Must be new construction. They can build stuff in a helluva hurry these days.

A sudden premonition made him tighten his seatbelt before he saw them. Two huge eyes, glassy and black, on either side of the tunnel. ”Anaconda!” he screamed, stomping on the brake, squealing metal to metal.

Headlights lit hundreds of backward curving teeth flashing by his window and the white then pink flesh of a massive throat. Bert gagged on the fetid smell of death and decay.

The bus screeched to a stop, crashing into the snake’s ribcage. Migrant workers and locals screamed, falling into the aisle. The anaconda closed its mouth, enveloping the bus in darkness, pinpricked by fading headlights. Voices screamed prayers to various gods as the bus’ frame groaned under the snake’s crushing contractions, working bus and passengers down its gullet.
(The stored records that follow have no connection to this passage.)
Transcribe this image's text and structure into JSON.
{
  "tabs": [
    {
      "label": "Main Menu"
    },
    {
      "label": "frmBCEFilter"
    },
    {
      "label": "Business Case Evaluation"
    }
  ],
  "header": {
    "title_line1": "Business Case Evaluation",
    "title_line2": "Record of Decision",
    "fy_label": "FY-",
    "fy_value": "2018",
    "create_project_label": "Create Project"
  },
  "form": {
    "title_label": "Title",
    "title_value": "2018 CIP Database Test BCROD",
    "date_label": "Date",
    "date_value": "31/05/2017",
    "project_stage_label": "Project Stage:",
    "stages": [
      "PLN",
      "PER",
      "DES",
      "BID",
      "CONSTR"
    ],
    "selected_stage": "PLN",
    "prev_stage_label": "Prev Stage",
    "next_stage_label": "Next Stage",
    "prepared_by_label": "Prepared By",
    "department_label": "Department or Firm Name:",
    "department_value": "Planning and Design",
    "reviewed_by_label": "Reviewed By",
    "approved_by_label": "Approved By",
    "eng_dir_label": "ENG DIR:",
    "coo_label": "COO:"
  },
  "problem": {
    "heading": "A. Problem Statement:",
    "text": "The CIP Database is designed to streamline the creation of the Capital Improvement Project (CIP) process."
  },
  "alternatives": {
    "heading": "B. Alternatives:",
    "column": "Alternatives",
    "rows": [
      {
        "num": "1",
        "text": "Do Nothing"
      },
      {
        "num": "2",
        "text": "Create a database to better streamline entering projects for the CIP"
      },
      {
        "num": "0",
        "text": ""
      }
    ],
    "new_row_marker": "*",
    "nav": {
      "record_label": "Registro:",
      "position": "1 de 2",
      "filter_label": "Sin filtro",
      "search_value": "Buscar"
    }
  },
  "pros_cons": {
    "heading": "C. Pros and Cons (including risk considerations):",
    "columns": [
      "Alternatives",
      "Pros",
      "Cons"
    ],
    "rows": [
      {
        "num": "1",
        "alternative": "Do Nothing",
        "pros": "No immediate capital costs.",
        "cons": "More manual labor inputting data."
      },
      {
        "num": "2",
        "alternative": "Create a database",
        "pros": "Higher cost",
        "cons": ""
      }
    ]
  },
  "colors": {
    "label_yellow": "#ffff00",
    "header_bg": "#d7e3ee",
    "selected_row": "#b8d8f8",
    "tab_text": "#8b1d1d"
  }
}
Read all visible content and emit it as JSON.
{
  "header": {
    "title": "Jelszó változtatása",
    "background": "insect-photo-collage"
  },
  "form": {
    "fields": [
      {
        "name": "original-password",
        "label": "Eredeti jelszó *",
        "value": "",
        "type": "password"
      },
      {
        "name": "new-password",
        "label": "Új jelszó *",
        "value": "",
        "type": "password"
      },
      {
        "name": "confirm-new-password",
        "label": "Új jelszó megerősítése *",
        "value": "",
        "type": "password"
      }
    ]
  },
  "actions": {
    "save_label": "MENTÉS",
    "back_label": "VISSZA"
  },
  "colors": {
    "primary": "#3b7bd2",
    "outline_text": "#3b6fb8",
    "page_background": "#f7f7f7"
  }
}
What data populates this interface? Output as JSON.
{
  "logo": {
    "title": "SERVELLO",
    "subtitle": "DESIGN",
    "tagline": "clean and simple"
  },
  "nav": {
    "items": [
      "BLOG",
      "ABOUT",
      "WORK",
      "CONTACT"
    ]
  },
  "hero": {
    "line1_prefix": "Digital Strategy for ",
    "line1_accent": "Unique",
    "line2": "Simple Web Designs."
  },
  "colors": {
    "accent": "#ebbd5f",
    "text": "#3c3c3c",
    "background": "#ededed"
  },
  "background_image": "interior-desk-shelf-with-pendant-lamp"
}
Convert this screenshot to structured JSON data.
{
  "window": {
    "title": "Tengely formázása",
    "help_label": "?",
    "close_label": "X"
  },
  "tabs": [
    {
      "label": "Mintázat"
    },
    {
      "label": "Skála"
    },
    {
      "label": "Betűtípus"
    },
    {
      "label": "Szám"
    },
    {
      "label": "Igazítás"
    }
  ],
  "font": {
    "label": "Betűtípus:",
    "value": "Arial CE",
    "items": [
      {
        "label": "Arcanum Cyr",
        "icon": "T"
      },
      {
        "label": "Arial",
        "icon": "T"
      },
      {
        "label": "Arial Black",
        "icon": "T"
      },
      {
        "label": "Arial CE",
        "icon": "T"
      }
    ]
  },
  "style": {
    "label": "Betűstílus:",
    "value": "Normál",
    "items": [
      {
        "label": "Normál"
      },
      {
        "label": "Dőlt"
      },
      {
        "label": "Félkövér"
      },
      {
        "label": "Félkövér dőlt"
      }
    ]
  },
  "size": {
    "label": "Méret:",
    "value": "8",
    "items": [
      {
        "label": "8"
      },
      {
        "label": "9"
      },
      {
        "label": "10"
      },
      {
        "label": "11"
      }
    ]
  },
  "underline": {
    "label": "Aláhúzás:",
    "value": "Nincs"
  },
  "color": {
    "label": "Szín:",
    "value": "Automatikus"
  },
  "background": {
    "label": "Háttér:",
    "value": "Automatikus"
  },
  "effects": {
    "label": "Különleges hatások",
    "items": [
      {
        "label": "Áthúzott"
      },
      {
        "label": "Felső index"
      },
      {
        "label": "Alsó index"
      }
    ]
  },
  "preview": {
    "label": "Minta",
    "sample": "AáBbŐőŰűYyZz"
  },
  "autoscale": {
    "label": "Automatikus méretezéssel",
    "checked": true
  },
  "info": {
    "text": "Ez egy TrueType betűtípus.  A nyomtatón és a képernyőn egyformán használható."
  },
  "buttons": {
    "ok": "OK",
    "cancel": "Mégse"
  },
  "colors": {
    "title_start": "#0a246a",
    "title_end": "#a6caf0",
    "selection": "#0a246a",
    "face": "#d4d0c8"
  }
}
“Anybody got any weapons to cut our way out of the snake?” Bert yelled.

Passengers passed forward two machetes, a small caliber handgun, and several lighters.

“We gotta get out before we hit the stomach,” Bert said, cranking open the door. “Take turns with the machetes.”

They picked their way past the buckling floor and jumped out. The men and a few women attacked the anaconda’s side between the ribs, but it twisted and squeezed fiercely. A young Vietnamese man slipped and fell, entangled in the flexing bones. They tried to drag him out, his cries terrible, but it was too late. His body, a dislocated mess, dropped into the anaconda’s slopping secretions.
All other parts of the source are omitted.